In the current network meta-analysis, we revealed that the TiUnite surface is a promising technology. The TiO2 layer of TiUnite is effective in enhancing bone deposition. SLActive is an implant with considerable clinical value in promoting early osseointegration. The higher wettability of the SLActive surface is helpful in early bone deposition.

The major strength of this network meta-analysis was that the four researched implants are all commercially available. Compared with implants produced by researchers themselves, commercial implants have great homogeneity, improving the reliability of the current meta-analysis.

The present network meta-analysis also has some limitations. First, all of the included studies were animal experiments. Osseointegration in humans is different from that in animal models. It is difficult to find an ideal animal model due to the considerable differences in bone characteristics between animals and humans47. Therefore, the extrapolation of current outcomes to actual human conditions should be interpreted with caution. Second, numerous animal models were used in the 12 included studies, including sheep, dogs, pigs, and rabbits. To address this confounding factor, we conducted meta-regression analysis. The results indicated that animal species did not significantly modify the overall outcome. We expect further research to better address this issue and provide reliable guidance for clinical practice.
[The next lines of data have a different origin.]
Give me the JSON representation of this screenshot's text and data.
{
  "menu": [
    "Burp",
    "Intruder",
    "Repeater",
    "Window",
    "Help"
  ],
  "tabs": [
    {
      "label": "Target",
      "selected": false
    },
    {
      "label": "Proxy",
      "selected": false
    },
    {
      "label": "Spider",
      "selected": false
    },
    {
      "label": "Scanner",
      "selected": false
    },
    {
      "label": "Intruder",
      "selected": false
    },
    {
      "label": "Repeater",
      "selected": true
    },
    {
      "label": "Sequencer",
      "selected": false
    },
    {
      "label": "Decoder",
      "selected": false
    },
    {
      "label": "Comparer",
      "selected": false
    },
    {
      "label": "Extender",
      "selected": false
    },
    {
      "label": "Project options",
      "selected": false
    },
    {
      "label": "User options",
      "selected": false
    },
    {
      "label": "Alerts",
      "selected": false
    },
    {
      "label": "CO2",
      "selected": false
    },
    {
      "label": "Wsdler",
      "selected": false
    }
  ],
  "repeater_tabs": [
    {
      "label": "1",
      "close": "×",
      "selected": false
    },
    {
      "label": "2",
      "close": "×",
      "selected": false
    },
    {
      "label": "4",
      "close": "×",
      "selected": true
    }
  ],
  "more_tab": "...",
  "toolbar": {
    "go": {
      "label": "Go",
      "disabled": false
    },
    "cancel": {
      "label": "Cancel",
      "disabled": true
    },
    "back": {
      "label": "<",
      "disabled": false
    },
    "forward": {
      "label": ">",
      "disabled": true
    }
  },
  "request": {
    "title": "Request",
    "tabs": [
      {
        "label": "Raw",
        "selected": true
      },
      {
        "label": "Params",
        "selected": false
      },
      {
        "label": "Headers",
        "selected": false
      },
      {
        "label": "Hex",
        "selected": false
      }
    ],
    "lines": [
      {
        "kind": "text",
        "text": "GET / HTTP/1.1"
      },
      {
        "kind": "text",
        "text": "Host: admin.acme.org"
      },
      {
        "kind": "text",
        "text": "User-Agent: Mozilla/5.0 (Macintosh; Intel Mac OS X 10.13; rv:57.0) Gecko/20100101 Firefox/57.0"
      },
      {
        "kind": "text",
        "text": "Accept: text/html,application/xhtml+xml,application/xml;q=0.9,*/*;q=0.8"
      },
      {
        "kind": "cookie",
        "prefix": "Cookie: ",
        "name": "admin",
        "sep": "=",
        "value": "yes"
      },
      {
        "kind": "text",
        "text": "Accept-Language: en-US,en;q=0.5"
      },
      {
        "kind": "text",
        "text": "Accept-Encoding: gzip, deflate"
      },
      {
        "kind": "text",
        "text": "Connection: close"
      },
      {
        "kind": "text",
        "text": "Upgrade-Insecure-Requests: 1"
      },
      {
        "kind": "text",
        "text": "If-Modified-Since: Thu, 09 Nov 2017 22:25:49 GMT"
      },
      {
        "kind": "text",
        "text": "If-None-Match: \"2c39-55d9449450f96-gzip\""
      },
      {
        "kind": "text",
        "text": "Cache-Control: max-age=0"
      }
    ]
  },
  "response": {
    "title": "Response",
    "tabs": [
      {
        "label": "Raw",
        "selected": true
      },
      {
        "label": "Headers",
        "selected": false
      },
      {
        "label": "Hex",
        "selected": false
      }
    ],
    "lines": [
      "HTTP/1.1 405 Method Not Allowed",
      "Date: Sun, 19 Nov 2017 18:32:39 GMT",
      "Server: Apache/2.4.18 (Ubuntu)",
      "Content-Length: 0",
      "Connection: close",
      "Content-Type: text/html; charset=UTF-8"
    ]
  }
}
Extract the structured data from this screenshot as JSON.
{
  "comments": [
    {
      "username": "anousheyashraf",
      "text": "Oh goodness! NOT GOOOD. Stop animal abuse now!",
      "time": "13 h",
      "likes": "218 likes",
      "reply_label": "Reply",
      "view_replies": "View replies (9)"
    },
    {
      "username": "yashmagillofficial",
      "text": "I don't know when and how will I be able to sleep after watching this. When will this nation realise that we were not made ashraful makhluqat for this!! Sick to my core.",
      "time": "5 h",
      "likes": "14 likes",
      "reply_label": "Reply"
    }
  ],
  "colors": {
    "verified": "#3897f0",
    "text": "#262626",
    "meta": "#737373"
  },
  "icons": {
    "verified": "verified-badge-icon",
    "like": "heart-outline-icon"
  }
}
In conclusion, this network meta-analysis evaluated the osseointegration effect and stability of SLA, SLActive, TiUnite, and Osseotite surfaces. For osseointegration, our network meta-analysis shows for the first time that for a long observation period, the TiUnite surface is the best for promoting osseointegration, followed by the Osseotite, SLActive and SLA surfaces. However, the SLActive surface has the greatest advantage in promoting rapid osseointegration at an early stage. Regarding stability, all implants have ISQ value greater than 60 indicating they are all eligible48,49. Moreover, rank possibilities show that TiUnite is the best, followed by Osseotite, SLA, and SLActive. More comprehensive studies are needed to verify our findings.

Conclusions

Our network meta-analysis shows that in the long-term healing period, TiUnite is the best for osseointegration among the four implants evaluated. Moreover, in the early healing stage, SLActive is the surface that provides the best osseointegration effect. Regarding stability, all implants are eligible with ISQ value greater than 60. Rank possibilities show that TiUnite seems to be the best, followed by Osseotite, SLA, and SLActive.